Parmi les coalitions d’organisations mobilisées par l’ASC, on peut citer : Common Frontiers (Canada), la Red mexicana de accion frente al libre-comercio (Mexique), la Red colombiana de accion frente al libre-comercio (Colombie), les coordinations indigènes d’Equateur ( Ecuarunari), du Pérou ( Conacami), des syndicats du Pérou ( Confédération générale des travailleurs, Confédération national agraire), d’Argentine (Centrale des travailleurs), la Cloc, la Coordination andine des organisations indigènes (CAOI), le réseau Jubilee South, Attac, le Grito de los excluidos, etc. (9)
A ces dernières s’ajoutent les acteurs clés des mouvements sociaux latino-américains : La Via Campesina, le MST, la Centrale unique des travailleurs (présente dans plusieurs pays), la Marches mondiale des femmes, les ONG environnementales, la Centrale ouvrière bolivienne (syndicat COB), etc.
Ces processus de coordination et d’articulation ont eux mêmes permis d’autres dynamiques internationales.

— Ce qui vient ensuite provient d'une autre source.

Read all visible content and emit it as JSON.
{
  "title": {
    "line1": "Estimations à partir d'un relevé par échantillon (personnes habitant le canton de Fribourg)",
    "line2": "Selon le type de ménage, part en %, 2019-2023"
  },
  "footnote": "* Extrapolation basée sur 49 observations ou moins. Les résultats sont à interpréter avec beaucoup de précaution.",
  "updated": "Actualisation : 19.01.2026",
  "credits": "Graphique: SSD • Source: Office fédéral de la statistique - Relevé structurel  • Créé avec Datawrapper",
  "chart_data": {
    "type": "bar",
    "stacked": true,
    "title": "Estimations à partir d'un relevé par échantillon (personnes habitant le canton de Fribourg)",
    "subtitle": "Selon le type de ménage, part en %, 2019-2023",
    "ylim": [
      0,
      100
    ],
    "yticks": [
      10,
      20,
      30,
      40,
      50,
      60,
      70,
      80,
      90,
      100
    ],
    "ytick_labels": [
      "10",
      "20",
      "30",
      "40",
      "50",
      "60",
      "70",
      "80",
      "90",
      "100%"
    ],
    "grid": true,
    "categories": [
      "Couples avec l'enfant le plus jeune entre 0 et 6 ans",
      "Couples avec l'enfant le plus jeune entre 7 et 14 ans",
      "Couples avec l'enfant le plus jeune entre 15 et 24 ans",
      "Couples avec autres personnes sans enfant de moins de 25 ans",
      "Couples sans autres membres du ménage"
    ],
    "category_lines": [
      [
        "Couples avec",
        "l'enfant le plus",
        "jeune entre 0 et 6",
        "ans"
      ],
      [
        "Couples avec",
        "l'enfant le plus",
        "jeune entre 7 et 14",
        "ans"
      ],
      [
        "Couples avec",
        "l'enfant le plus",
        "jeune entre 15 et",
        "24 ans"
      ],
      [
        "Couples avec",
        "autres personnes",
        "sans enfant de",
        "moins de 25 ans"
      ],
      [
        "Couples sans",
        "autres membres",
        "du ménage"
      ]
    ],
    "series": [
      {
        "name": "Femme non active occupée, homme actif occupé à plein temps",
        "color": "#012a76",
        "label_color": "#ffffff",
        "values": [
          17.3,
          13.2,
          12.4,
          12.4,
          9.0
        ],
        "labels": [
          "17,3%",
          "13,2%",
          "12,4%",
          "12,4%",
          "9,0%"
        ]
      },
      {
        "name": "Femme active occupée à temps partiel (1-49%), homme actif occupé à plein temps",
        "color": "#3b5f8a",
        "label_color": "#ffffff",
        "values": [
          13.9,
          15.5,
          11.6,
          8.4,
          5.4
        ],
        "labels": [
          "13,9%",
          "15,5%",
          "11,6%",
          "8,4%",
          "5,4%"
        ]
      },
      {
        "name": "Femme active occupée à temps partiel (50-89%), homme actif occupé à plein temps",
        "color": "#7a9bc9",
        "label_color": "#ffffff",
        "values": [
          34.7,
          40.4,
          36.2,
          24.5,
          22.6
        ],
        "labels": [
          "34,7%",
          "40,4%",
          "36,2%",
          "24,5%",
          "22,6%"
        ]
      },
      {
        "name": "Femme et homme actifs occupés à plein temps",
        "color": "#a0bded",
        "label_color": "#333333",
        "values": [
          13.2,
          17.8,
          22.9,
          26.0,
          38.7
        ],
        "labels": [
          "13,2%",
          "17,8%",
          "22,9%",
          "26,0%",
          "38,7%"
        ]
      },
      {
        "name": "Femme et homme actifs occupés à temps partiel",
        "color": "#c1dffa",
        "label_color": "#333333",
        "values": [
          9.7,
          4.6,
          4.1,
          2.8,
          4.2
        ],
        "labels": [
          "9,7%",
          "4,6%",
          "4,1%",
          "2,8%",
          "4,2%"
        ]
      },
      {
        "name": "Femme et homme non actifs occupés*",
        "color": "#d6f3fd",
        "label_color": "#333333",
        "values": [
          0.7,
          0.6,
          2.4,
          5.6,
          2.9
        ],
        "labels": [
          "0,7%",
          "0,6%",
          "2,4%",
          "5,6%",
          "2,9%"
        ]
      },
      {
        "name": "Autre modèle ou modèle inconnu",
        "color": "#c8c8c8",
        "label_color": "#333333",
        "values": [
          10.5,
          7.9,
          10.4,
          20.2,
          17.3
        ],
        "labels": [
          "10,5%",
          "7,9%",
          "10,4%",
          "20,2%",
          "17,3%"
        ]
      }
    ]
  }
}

Le réseau bi-régional Enlazando Alternativas est ainsi créé en 2004. Il réunit les mouvements sociaux d’Amérique latine et d’Europe engagés contre le libre- échange (notamment pour ce qui concerne les relations entre l’Union européenne et les pays de l’Amérique latine10). On peut également citer le Forum social des Amériques qui s’est depuis tenu à quatre reprises. (11)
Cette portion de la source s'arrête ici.